Atatürkçü Düşünce Derneği (ADD) Nazilli Şubesi '20. Adalet ve Demokrasi Haftası' nedeni ile konferans düzenledi.
Nazilli Belediyesi Mehmet Yüzügüler Kültür Merkezi Tiyatro Salonunda düzenlenen konferansa Türkiye Gazeteciler Federasyonu Başkanı ve İzmir Gazeteciler Cemiyeti Başkanı Atilla Sertel konuşmacı olarak katıldı.
CHP Nazilli İlçe Başkanı Cavit Yenipazarlı ve yönetim kurulu üyeleri ile çok sayıda ADD üyesi ve davetlinin katıldığı konferansın açılış konuşmasını yapan ADD Nazilli Şube Başkanı Kamil Aktamur, 34 yıl önce arabasına bomba konularak katledilen gazeteci-yazar Abdi İpekçi ve silahlı saldırı sonucu öldürülen kurucu genel başkanları Muammer Aksoy'u sevgi ve saygı ile andıklarını dile getirdi. Aktamur konuşmasında; "24-31 Ocak tarihleri arası ülkemizde demokrasi ve adalet haftası olarak kutlanmaktadır. Uğur Mumcu Vakfınca bu yıldan itibaren Uğur Mumcu ölümsüzdür teması işlenmiştir. 24 Ocak 1993 günü ise Ben Atatürkçüyüm, ben Cumhuriyetçiyim, ben Antiemperyalistim diyerek yazılarıyla, konferansları ve kitapları ile Türk Milletinin uyanık kalması için mücadele eden, aydınlanmanın en önemli değerlerinden birisi olan Gazeteci-YazarHukukçu Uğur Mumcu Türkiye Cumhuriyetinin ve Türk ulusunun hasımlarınca katledildi. Atatürkçü aydın ve bilim insanlarından hınçlarını alamayanlar Prof. Dr. Ahmet Taner Kışlalı'yı hedef aldılar. Ardından Necip Hablemitoğlu hunharca katledildi. Bu cinayetler sonrasında Laik ve gerçekten Demokratik rejimi savunanlara gözdağı verildi. Atatürkçü ya da Kemalist düşünceyi savunan insanlarımız sindirilmeye çalışıldı, demokrasinin toplumsal ve siyasal tabanı yok edilmeye başlandı" dedi.

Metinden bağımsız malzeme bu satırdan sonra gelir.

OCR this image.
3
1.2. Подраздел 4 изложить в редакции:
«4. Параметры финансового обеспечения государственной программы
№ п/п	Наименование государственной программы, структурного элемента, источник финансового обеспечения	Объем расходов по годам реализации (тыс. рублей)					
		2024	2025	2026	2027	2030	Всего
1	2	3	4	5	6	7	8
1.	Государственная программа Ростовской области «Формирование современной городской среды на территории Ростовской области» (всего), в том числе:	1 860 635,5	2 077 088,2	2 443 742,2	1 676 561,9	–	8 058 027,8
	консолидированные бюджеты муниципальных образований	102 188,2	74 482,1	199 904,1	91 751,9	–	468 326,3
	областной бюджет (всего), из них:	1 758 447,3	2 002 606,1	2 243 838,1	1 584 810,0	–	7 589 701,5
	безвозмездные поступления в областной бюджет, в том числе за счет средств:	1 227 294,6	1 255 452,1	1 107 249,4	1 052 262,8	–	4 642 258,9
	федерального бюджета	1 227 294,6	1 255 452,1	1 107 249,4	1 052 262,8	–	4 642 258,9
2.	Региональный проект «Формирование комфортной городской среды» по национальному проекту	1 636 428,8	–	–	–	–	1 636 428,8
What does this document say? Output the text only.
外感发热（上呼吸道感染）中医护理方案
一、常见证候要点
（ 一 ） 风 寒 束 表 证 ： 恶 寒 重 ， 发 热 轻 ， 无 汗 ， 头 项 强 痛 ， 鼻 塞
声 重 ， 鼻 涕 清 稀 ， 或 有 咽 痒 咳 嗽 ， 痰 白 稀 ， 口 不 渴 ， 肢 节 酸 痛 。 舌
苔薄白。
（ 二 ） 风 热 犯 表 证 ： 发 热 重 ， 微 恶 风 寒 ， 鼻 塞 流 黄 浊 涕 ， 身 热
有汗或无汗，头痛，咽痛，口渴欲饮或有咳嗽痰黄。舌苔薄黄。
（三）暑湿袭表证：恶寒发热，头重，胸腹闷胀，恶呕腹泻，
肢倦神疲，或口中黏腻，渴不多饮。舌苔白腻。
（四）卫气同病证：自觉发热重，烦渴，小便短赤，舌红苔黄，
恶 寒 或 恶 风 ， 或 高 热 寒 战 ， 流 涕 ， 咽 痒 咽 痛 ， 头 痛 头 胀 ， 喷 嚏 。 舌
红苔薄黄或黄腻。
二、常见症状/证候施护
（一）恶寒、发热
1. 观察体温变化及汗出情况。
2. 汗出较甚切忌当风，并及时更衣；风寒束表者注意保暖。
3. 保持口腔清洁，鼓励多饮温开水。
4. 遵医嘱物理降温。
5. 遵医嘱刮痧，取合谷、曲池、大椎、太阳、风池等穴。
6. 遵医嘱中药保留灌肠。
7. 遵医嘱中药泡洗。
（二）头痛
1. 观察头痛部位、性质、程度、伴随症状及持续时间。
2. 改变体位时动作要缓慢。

Katledilen aydınlarımızın ve bilim insanlarımızın toplumsal ve siyasal liderlik işlevleri sona erdirilip, Atatürkçü örgütlenme ve eğitim hareketinin zayıflatılmaya çalışıldığını belirten Başkan Aktamur; "Böylelikle laik ve demokratik bir rejimin kültürel temelleri zayıflatıldığı için Müslüman bir toplumda demokrasinin başarıyla uygulanması için gerekli olan bilimsel, kuramsal çabalar da durdurulmaya çalışıldı. Toplumda büyük bir güvensizlik ortamı yaratılarak üniversite, medya gibi düşünce üreten kurumlar ve bu kurumlarda çalışanlar baskı altında alınmaya başlanılmış, Atatürkçü, laik düşüncenin önü korkuya dayalı bir baskı ile kesilmesi amaçlanmıştır. Ancak aydın olma sorumluluğunu taşıyanlar bu gidişatın farkındalığı ile katledilenlerin bayraklarını teslim alarak ülkeyi Atatürkçülük maskesi ile yönetmeye çalışan, her türlü hukuksuzluğu, yolsuzluğu Atatürkçülük adına yapanlar ile mücadeleye devam etmişlerdir. Dün saygıdeğer aydınlarımızı katledilerek aramızdan alınırken, bugün en seçkin aydınlarımız terörist ve darbe suçlaması ile tutsak edilmektedir" dedi.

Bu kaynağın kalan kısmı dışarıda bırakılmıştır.